What condition was their previous mattress in? Not very good, said almost one-third of consumers. Six percent said their previous mattress was in very bad condition (deteriorated), while 21% said it was in bad condition.
The biggest group of consumers (36%) described their previous mattress as being in “not so bad condition,” while 25% of consumers said their previous mattress was in good condition, and 11% of consumers said they weren’t sure.
The survey also looked at mattress sizes, finding that 46% of consumers said they are sleeping on a queen mattress, compared with 26% sleeping on a king, 9% sleeping on a California king, 11% sleeping on a full-size mattress and 7% sleeping on a twin.
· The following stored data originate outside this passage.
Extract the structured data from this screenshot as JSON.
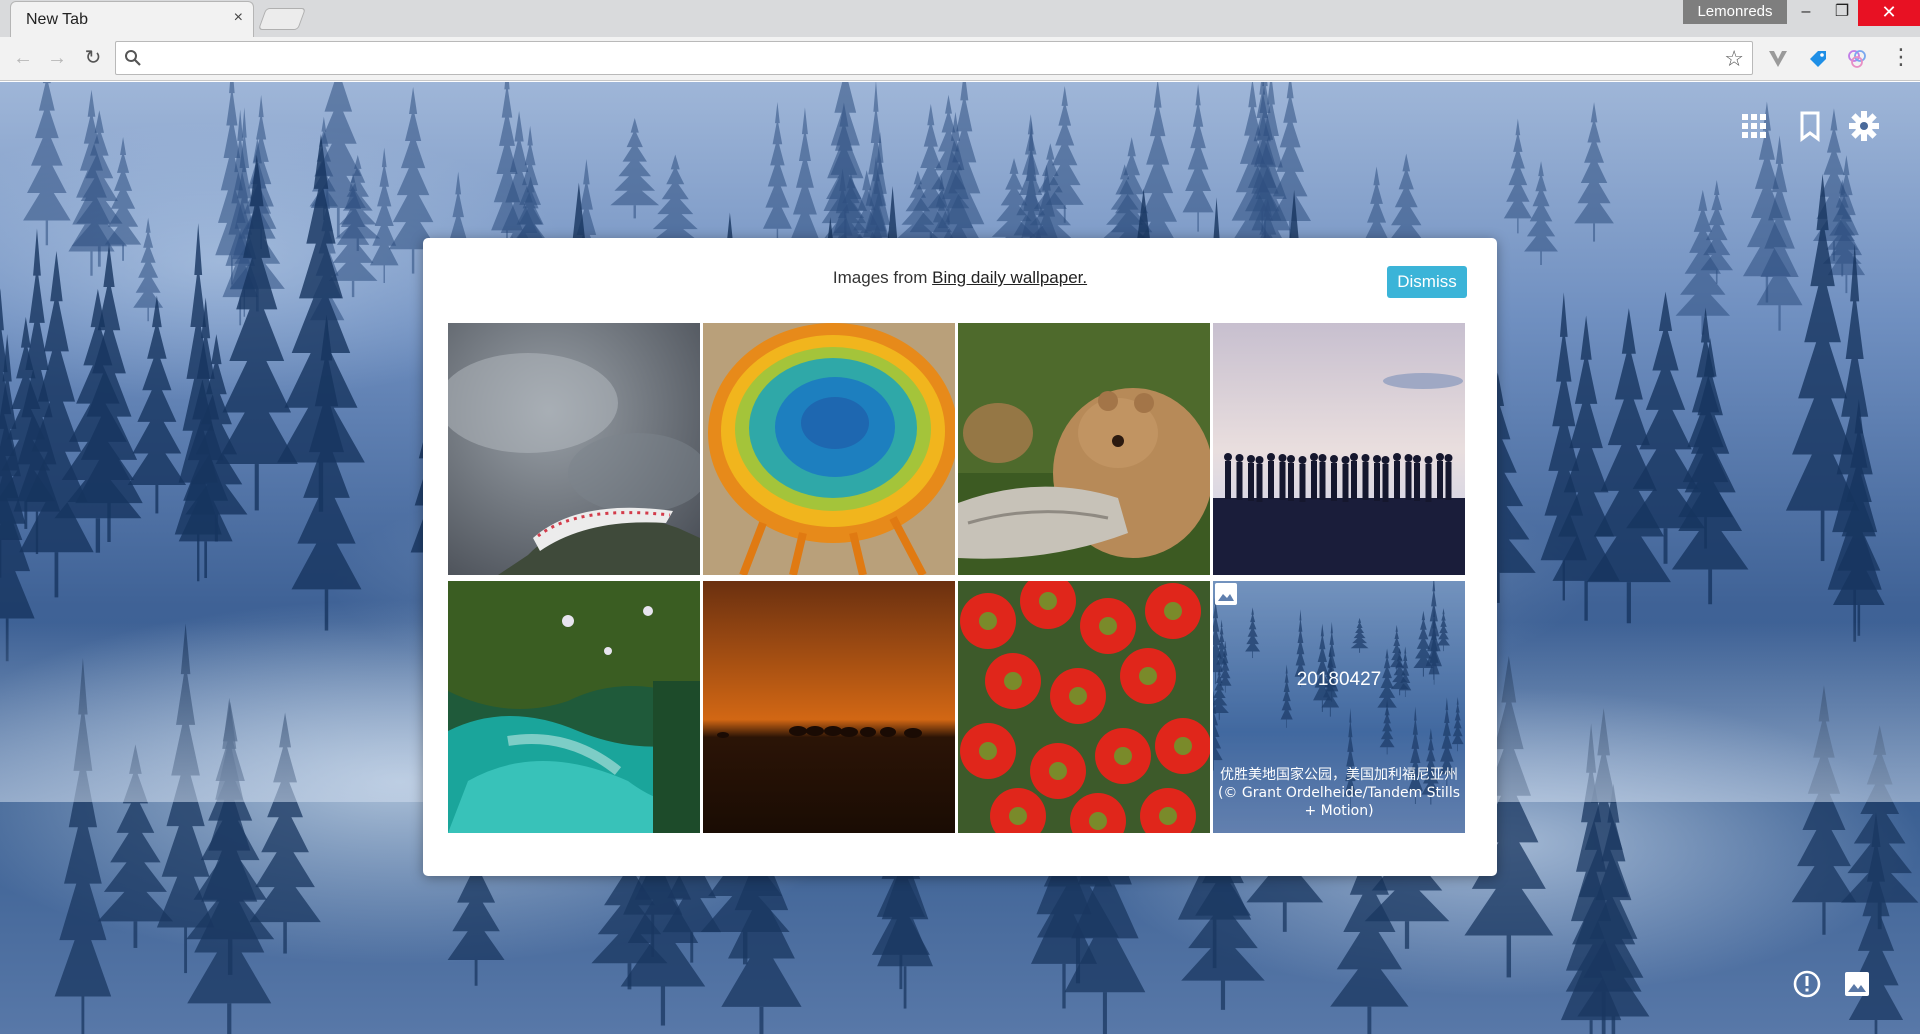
{
  "browser": {
    "tab_title": "New Tab",
    "tab_close": "×",
    "profile_name": "Lemonreds",
    "window_minimize": "–",
    "window_maximize": "❐",
    "window_close": "✕",
    "nav_back": "←",
    "nav_forward": "→",
    "nav_reload": "↻",
    "omnibox_value": "",
    "bookmark_star": "☆",
    "menu": "⋮",
    "extensions": [
      "v-icon",
      "tag-icon",
      "rings-icon"
    ]
  },
  "toolbar_icons": [
    "apps-icon",
    "bookmark-icon",
    "gear-icon"
  ],
  "bottom_icons": [
    "info-icon",
    "wallpaper-icon"
  ],
  "panel": {
    "heading_prefix": "Images from ",
    "heading_link": "Bing daily wallpaper.",
    "dismiss_label": "Dismiss",
    "wallpapers": [
      {
        "subject": "cliffside-stadium-in-clouds"
      },
      {
        "subject": "grand-prismatic-spring"
      },
      {
        "subject": "bear-cub-resting-on-log"
      },
      {
        "subject": "people-silhouettes-above-sea-of-clouds"
      },
      {
        "subject": "coastline-satellite-view"
      },
      {
        "subject": "bison-under-orange-sky"
      },
      {
        "subject": "red-cactus-flowers"
      },
      {
        "subject": "foggy-forest-current",
        "date": "20180427",
        "caption": "优胜美地国家公园，美国加利福尼亚州 (© Grant Ordelheide/Tandem Stills + Motion)"
      }
    ]
  },
  "colors": {
    "accent": "#3bb4d8",
    "close_red": "#e81123"
  }
}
Foundations and mattress types
The survey found that 59% of consumers said they are using a flat box spring/foundation with their current mattress, with 17% saying they are using a stationary base that is not a box spring/foundation and 16% saying they are using an adjustable foundation.
Almost seven in 10 consumers (68%) said their foundation or base was purchased at the same time as their mattress. Forty-two percent of consumers said they purchased a flat box spring along with their mattress, while 13% purchased an adjustable foundation, another 13% purchased a stationary non-box spring base and 12% said they put their mattress on an existing foundation.
The survey also looked at consumers’ current mattress type, finding that 35% of consumers said they are sleeping on a spring mattress, while 21% are sleeping on a foam mattress without springs or coils, 16% are sleeping on a hybrid mattress made with both springs and foam, 4% are sleeping on an adjustable air chamber mattress, 2% are sleeping on a waterbed and 4% are sleeping on a sofa sleeper.
The survey asked consumers about the types of foams in their mattress. Forty-five percent said memory foam (viscoelastic foam), 18% said gel foam, 15% said latex foam and 32% said they didn’t know.
Mattress purchasing history
The study found that one in two consumers purchased a mattress within the past four years, including 6% who purchased since the Covid-19 pandemic hit.
Most consumers said they purchased their most recent mattress for themselves, and the mattress was purchased at a store (70%), while 26% said it was purchased online.
How many mattresses did consumers purchase in the past 10 years? About four in 10 consumers (41%) said one, with 27% saying two and 14% saying three or more. Fourteen percent of consumers said they have not purchased a mattress in the past decade.